Du rêve à la réalité

Publié le par EDUCASERVE

MERVEILLEUX RÊVE DE NOEL
 
C’est le soir de Noël chez Viviane et Clément, dans leur vieille maison, au fond d’une vieille rue mal éclairée et mal entretenue.
Comme chaque année à pareille date, ils iront se coucher après avoir laissé mourir le feu dans la cheminée, par souci d’économie.
Mais ils déposeront tout de même leurs chaussures devant l’âtre refroidi.
En cours de nuit, Clément est ébloui par une vive clarté. Viviane aussi. Ils se dirigent vers la pièce voisine.
Surprise! Un magnifique feu de bûches sèches crépite dans la cheminée.
Mais la lumière la plus vive émane des quatre chaussures.
Clément s’approche des siennes. Il découvre une grande annonce dans la première : “ La gestion du port, comme celle de tous les autres ports de plaisance de France, a rapporté des millions d’euros.”
Dans la deuxième, une autre annonce : “ La gestion du camping municipal, comme celle de tous les autres grands campings de France, a rapporté des millions d’euros.”
Il ne comprend pas pourquoi on lui étale ces nouvelles un soir de Noël.
C’est alors que Viviane prend sa première chaussure et y découvre un document officiel de la mairie leur annonçant que, désormais, tous les habitants de la ville ne paieront plus d’impôts locaux. Elle en pleure de joie, car ces prélèvements de fin d’année grèvent lourdement leur maigre budget.

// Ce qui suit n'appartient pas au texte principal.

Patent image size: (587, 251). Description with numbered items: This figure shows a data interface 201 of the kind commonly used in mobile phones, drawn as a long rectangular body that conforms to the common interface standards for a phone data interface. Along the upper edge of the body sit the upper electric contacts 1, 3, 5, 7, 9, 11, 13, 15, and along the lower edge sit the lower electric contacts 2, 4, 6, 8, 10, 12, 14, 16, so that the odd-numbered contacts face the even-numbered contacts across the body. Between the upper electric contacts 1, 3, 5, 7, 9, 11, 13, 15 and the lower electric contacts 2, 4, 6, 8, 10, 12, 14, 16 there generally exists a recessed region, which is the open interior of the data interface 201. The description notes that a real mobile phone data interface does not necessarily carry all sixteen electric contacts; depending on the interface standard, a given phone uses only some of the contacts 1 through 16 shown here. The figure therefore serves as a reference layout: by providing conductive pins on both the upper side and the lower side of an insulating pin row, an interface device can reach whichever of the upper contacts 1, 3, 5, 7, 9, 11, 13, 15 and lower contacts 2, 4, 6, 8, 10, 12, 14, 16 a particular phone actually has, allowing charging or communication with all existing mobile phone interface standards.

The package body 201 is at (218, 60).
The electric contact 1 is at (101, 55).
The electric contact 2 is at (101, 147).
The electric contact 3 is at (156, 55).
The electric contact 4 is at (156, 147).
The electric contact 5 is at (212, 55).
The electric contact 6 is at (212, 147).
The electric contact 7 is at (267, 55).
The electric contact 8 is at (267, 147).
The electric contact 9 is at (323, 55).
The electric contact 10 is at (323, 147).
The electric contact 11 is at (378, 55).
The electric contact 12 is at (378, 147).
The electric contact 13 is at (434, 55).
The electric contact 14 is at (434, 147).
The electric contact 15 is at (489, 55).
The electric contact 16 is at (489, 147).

Elle glisse sa main dans la deuxième chaussure et en tire deux chèques de plusieurs milliers d’euros, établis l’un en son nom et l’autre au nom de Clément, avec un autre document officiel ainsi libellé : “ Une gestion saine et réfléchie nous a permis de réaliser d’énormes économies et nous pouvons adresser à tous nos concitoyens une coquette somme en cadeau de Noël.”
Plusieurs heures après, dans le petit matin blafard , le couple se réveille et découvre une cheminée froide et des chaussures vides. Ils comprennent qu’ils n’ont fait qu’un beau rêve et que la dure réalité est tout autre. Ce n’est pas une surprise pour eux, qui ont la malchance de vivre dans une cité au budget à l’agonie, où ceux qui la dirigent n’en ont vraiment rien à faire des malheureux qui souffrent en silence... pour l’instant.